Nope. USB-C has always been a less stable connection than Lightning. USB-C connections get looser over time. And it certainly is the EU’s fault. Now there will be hundreds of tons of Lightning cables dumped into landfills because of them.
Depends on your use I suppose considering that I have multiple devices that work flawlessly with USB-C and while possibly Lightning feels that little bit more solid while in the port, that's less the case when it gets filled with lint and the connection barely works until a clean out is needed - that doesn't happen with USB-C whose port hole is a much narrower profile (and I've never had to clean said port on devices I've had for years, to be fair none are pocket devices). Next, why generalise in saying that 100 of tonnes of lightning cables will be dumped because of this - 100's of tonnes are undoubtedly thrown in all the time from just being faulty, broken, frayed, yellowed, cheap knockoffs that don't work and possibly 100's of tonnes are recycled too. Proprietary ANYTHING should be principally thrown away (preferably recycled OR never built in the first place) BECAUSE its usually a way for a company to create lock-in, to continue revenue just for them and to suit exclusively the company and NOT its users (if only their licensed cable works with their device, its only them that makes the money and they price fix this too and make repairs generally more expensive) For example ask yourself this question; when Apple went from 30 pin to Lightning, how many 30 pins were thrown in landfill or sit in a drawer doing nothing, un-recycled.
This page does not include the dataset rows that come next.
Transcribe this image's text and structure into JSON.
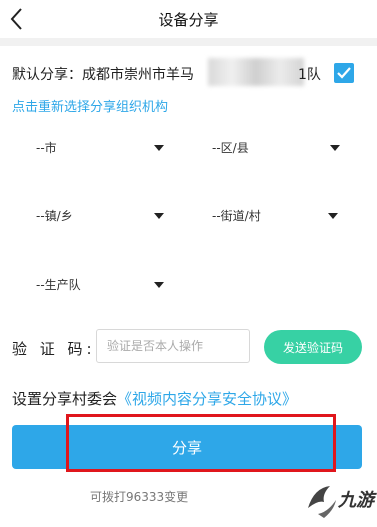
{
  "header": {
    "title": "设备分享",
    "back_icon": "chevron-left-icon"
  },
  "default_share": {
    "label": "默认分享：成都市崇州市羊马",
    "suffix": "1队",
    "checked": true,
    "check_color": "#2ea7e8"
  },
  "reselect_link": "点击重新选择分享组织机构",
  "selects": {
    "city": "--市",
    "district": "--区/县",
    "town": "--镇/乡",
    "street": "--街道/村",
    "team": "--生产队"
  },
  "verification": {
    "label": "验 证 码:",
    "placeholder": "验证是否本人操作",
    "send_button": "发送验证码"
  },
  "share_section": {
    "title": "设置分享村委会",
    "agreement": "《视频内容分享安全协议》"
  },
  "share_button": "分享",
  "footer_note": "可拨打96333变更",
  "watermark": {
    "text": "九游",
    "logo_icon": "jiuyou-logo-icon"
  },
  "colors": {
    "accent": "#2ea7e8",
    "send_button": "#37d1a4",
    "highlight": "#e0161c"
  }
}
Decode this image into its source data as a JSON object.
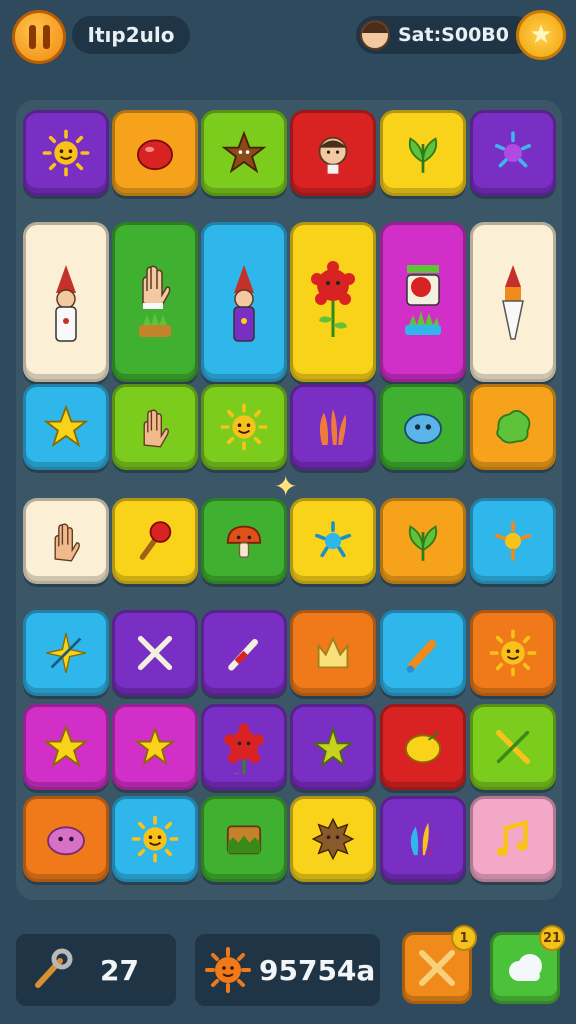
{
  "hud": {
    "level_label": "Itıp2ulo",
    "player_score_label": "Sat:S00B0",
    "moves": "27",
    "score": "95754a",
    "powerup_hammer_count": "1",
    "powerup_cloud_count": "21"
  },
  "colors": {
    "purple": "#7a2fc4",
    "orange": "#f6a21a",
    "lime": "#7ccc1e",
    "red": "#d92323",
    "yellow": "#f9d21a",
    "cyan": "#2fb6ea",
    "green": "#3fb02f",
    "magenta": "#d12fc8",
    "cream": "#fbf0d6",
    "deeporange": "#f07a1a",
    "pink": "#f4a8c8"
  },
  "board": {
    "rows": [
      {
        "tiles": [
          {
            "name": "sun-face-icon",
            "color": "purple"
          },
          {
            "name": "red-blob-icon",
            "color": "orange"
          },
          {
            "name": "brown-star-icon",
            "color": "lime"
          },
          {
            "name": "person-face-icon",
            "color": "red"
          },
          {
            "name": "leaf-icon",
            "color": "yellow"
          },
          {
            "name": "splat-icon",
            "color": "purple"
          }
        ]
      },
      {
        "tall": true,
        "tiles": [
          {
            "name": "gnome-icon",
            "color": "cream"
          },
          {
            "name": "hand-plant-icon",
            "color": "green"
          },
          {
            "name": "gnome-purple-icon",
            "color": "cyan"
          },
          {
            "name": "red-flower-icon",
            "color": "yellow"
          },
          {
            "name": "card-plant-icon",
            "color": "magenta"
          },
          {
            "name": "brush-icon",
            "color": "cream"
          }
        ]
      },
      {
        "tiles": [
          {
            "name": "star-icon",
            "color": "cyan"
          },
          {
            "name": "hand-icon",
            "color": "lime"
          },
          {
            "name": "sun-face-icon",
            "color": "lime"
          },
          {
            "name": "orange-leaf-icon",
            "color": "purple"
          },
          {
            "name": "blue-blob-icon",
            "color": "green"
          },
          {
            "name": "green-blob-icon",
            "color": "orange"
          }
        ]
      },
      {
        "tiles": [
          {
            "name": "hand-icon",
            "color": "cream"
          },
          {
            "name": "torch-icon",
            "color": "yellow"
          },
          {
            "name": "mushroom-icon",
            "color": "green"
          },
          {
            "name": "blue-splat-icon",
            "color": "yellow"
          },
          {
            "name": "leaf-icon",
            "color": "orange"
          },
          {
            "name": "yellow-splat-icon",
            "color": "cyan"
          }
        ]
      },
      {
        "tiles": [
          {
            "name": "sparkle-icon",
            "color": "cyan"
          },
          {
            "name": "cross-icon",
            "color": "purple"
          },
          {
            "name": "pen-icon",
            "color": "purple"
          },
          {
            "name": "crown-icon",
            "color": "deeporange"
          },
          {
            "name": "bottle-icon",
            "color": "cyan"
          },
          {
            "name": "sun-face-icon",
            "color": "deeporange"
          }
        ]
      },
      {
        "tiles": [
          {
            "name": "star-icon",
            "color": "magenta"
          },
          {
            "name": "star-half-icon",
            "color": "magenta"
          },
          {
            "name": "red-flower-icon",
            "color": "purple"
          },
          {
            "name": "leaf-star-icon",
            "color": "purple"
          },
          {
            "name": "lemon-icon",
            "color": "red"
          },
          {
            "name": "crossed-sticks-icon",
            "color": "lime"
          }
        ]
      },
      {
        "tiles": [
          {
            "name": "pink-blob-icon",
            "color": "deeporange"
          },
          {
            "name": "sun-face-icon",
            "color": "cyan"
          },
          {
            "name": "grass-card-icon",
            "color": "green"
          },
          {
            "name": "brown-sun-icon",
            "color": "yellow"
          },
          {
            "name": "feather-icon",
            "color": "purple"
          },
          {
            "name": "music-note-icon",
            "color": "pink"
          }
        ]
      }
    ]
  }
}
Plenty - did you care, did Apple care ? I doubt it. There will always be some waste from change - we should aim to minimise it and a standardised cable goes WAY further in doing this than a bunch of proprietary cable types. A standardised cable that's old can still give life to a totally different device that's still compatible with it.
Simplifying to one single cable type that works well is unbelievably more logical than having 5/6 proprietary cables for all of your different devices that you use regularly, for example if you tend to charge in multiple places - at home, in your car, at the office, on the train you might buy multiple cables for all those places to have one there in case you needed one. Now imagine you had 3/4 different devices all with proprietary socket types - you'd have to have 12 - 16 cables in all of those places if you want an easy life, each place would have a spaghetti of a mess of things (and if one broke you couldn't just another). Lets keep going, your iDevice is dead and its cable type is Lightning and you ask a friend with an Android if they have a Lightning cable - clearly they wont and your device will remain dead. You might say "they might ask me for a USB-C cable and I won't have one either" but in this case, ask yourself what's more abundant - Lightning or USB-C chargers (Lightning charges iPhones, AirPods and that's it, USB-C charges almost EVERYTHING else - MacBooks, phones, headphones, iPads, routers, cameras, e-cigarettes, desk Christmas trees, LED's, fans etc.) and well there's your answer. I shouldn't have to point this out here but if you have an iPad from the last few years you're using USB-C, a MacBook Air, Pro from the last few years - its USB-C. The problem isn't the EU, its Apple's silly line-up of inconsistent devices - Apple's own product decisions show how silly this is.